Quick Lessons from the Catechism: Euthanasia and Suicide

By now most people have either heard or read about the decision by Brittany Maynard to end her life on November 1. A decision that makes me shack my head every time I think about it. For me, the question is, what could possibly make someone choose to take his/her life in this way?

If it were I in this situation, I would want to suck every ounce of life, as if it was a ripe piece of fruit, before I left this vale of tears. Spending it with my family and friends in prayer and enjoying them would be the primary goal for me. That’s me, I love life and the struggles and the joys that life brings.
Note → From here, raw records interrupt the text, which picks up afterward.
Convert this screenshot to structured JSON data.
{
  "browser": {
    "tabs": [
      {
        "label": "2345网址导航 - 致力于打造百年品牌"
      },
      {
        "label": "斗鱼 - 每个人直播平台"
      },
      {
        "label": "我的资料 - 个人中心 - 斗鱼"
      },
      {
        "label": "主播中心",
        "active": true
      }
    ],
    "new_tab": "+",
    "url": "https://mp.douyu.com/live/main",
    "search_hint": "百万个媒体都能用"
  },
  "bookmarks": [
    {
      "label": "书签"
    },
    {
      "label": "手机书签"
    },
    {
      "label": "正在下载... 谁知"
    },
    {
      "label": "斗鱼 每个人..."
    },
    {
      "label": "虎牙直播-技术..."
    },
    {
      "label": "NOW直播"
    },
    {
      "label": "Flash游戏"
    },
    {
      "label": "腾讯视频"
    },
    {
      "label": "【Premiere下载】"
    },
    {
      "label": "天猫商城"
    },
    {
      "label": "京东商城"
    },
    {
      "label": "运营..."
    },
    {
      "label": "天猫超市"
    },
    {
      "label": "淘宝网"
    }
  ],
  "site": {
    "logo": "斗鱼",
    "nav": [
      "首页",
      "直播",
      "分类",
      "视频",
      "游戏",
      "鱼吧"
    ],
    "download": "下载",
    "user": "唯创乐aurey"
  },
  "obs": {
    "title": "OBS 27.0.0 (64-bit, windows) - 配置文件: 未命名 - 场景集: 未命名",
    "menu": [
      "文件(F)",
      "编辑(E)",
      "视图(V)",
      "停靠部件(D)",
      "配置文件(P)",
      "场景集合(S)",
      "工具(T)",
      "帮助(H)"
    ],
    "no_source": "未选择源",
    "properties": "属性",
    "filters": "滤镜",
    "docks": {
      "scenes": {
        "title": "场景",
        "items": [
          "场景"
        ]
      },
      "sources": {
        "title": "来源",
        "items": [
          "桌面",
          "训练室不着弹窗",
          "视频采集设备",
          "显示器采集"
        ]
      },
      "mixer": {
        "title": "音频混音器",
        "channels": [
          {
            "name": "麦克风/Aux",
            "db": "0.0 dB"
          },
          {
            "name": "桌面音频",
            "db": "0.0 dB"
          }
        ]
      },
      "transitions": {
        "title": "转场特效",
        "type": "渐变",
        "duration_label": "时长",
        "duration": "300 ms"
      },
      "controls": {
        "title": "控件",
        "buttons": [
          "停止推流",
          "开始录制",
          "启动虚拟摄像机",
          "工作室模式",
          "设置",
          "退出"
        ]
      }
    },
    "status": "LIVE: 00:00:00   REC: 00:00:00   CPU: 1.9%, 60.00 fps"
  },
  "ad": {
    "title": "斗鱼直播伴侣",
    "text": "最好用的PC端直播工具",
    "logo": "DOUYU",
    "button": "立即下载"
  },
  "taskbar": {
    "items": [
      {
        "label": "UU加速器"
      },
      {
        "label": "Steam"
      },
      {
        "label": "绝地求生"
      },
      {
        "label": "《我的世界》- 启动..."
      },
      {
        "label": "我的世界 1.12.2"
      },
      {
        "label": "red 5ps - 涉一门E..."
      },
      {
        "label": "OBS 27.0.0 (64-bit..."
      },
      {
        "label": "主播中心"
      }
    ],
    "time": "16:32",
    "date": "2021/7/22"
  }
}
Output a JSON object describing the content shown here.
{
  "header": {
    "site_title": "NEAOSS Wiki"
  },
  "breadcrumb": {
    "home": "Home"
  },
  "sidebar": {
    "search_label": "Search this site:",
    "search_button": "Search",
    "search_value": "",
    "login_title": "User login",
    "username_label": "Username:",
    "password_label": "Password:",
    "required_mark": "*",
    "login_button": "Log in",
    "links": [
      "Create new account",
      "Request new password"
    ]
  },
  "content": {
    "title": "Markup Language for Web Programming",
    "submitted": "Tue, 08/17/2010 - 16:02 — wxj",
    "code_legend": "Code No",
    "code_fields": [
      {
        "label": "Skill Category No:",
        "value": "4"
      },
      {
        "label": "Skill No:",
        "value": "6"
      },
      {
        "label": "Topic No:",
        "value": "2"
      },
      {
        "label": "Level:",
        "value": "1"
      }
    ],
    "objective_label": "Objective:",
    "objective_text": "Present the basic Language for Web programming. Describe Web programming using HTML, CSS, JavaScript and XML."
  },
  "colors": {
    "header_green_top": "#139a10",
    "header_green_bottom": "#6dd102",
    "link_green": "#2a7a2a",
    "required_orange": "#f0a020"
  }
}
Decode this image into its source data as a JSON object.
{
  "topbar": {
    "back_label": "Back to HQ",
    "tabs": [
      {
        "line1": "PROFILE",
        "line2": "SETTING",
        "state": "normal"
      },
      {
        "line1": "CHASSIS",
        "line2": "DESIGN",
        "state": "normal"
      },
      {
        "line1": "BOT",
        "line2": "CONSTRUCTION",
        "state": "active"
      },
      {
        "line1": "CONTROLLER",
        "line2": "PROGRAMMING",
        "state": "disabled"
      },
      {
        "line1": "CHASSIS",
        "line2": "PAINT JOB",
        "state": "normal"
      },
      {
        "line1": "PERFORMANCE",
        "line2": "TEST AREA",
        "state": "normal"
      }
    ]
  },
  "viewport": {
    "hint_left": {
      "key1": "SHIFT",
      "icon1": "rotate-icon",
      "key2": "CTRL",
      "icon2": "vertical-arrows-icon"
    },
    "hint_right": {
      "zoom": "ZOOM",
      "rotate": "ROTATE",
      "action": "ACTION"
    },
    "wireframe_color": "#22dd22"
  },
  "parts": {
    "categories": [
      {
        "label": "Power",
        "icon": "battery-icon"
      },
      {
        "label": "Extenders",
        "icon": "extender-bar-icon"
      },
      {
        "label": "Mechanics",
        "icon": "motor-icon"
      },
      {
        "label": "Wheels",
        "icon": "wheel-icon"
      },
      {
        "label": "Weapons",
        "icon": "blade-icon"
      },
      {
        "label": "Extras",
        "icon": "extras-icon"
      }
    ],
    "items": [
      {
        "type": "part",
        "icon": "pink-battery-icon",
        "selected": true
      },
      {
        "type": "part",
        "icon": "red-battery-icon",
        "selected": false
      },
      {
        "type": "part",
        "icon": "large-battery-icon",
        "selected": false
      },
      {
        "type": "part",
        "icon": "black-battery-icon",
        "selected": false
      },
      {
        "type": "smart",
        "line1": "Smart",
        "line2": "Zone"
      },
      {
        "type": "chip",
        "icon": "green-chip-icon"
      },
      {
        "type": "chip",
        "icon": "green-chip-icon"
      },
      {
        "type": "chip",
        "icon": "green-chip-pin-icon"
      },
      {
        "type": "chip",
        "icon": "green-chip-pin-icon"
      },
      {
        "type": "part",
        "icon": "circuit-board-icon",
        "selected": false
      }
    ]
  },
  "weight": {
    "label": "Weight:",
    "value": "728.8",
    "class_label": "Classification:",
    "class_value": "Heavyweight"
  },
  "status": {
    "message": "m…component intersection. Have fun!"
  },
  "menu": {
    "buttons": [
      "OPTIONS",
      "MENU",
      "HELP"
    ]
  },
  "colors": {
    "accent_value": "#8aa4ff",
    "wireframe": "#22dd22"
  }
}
Life is such a precious gift from God.

Committing suicide, and yes that’s what she did, would never cross my mind. Some might argue that you couldn’t know this for sure unless you were in the situation, but that’s an argument full of straw. I know who the Author of Life is and know that life is precious, even in the most tragic situations. It’s absurd to think that the dignity every human person possesses says it’s okay to take your own life. It’s a terrible product produced by our modern culture and needs to be eradicated.

So with this being said, what does the Catechism of the Catholic Church teach on Euthanasia and Suicide? In the section focusing on the Fifth Commandment – “You Shall Not Kill”, the Catechism focuses on the means of ending the sacredness of life.

In regards to Euthanasia…

CCC 2276: Those whose lives are diminished or weakened deserve special respect. Sick or handicapped persons should be helped to lead lives as normal as possible.

CCC 2277: Whatever its motives and means, direct euthanasia consists in putting an end to the lives of handicapped, sick, or dying persons. It is morally unacceptable.

Thus an act or omission which, of itself or by intention, causes death in order to eliminate suffering constitutes a murder gravely contrary to the dignity of the human person and to the respect due to the living God, his Creator. The error of judgment into which one can fall in good faith does not change the nature of this murderous act, which must always be forbidden and excluded.

CCC 2278: Discontinuing medical procedures that are burdensome, dangerous, extraordinary, or disproportionate to the expected outcome can be legitimate; it is the refusal of “over-zealous” treatment. Here one does not will to cause death; one’s inability to impede it is merely accepted. The decisions should be made by the patient if he is competent and able or, if not, by those legally entitled to act for the patient, whose reasonable will and legitimate interests must always be respected.

CCC 2279: Even if death is thought imminent, the ordinary care owed to a sick person cannot be legitimately interrupted. The use of painkillers to alleviate the sufferings of the dying, even at the risk of shortening their days, can be morally in conformity with human dignity if death is not willed as either an end or a means, but only foreseen and tolerated as inevitable Palliative care is a special form of disinterested charity. As such it should be encouraged.

In regards to Suicide…

CCC 2280: Everyone is responsible for his life before God who has given it to him. It is God who remains the sovereign Master of life. We are obliged to accept life gratefully and preserve it for his honor and the salvation of our souls. We are stewards, not owners, of the life God has entrusted to us. It is not ours to dispose of.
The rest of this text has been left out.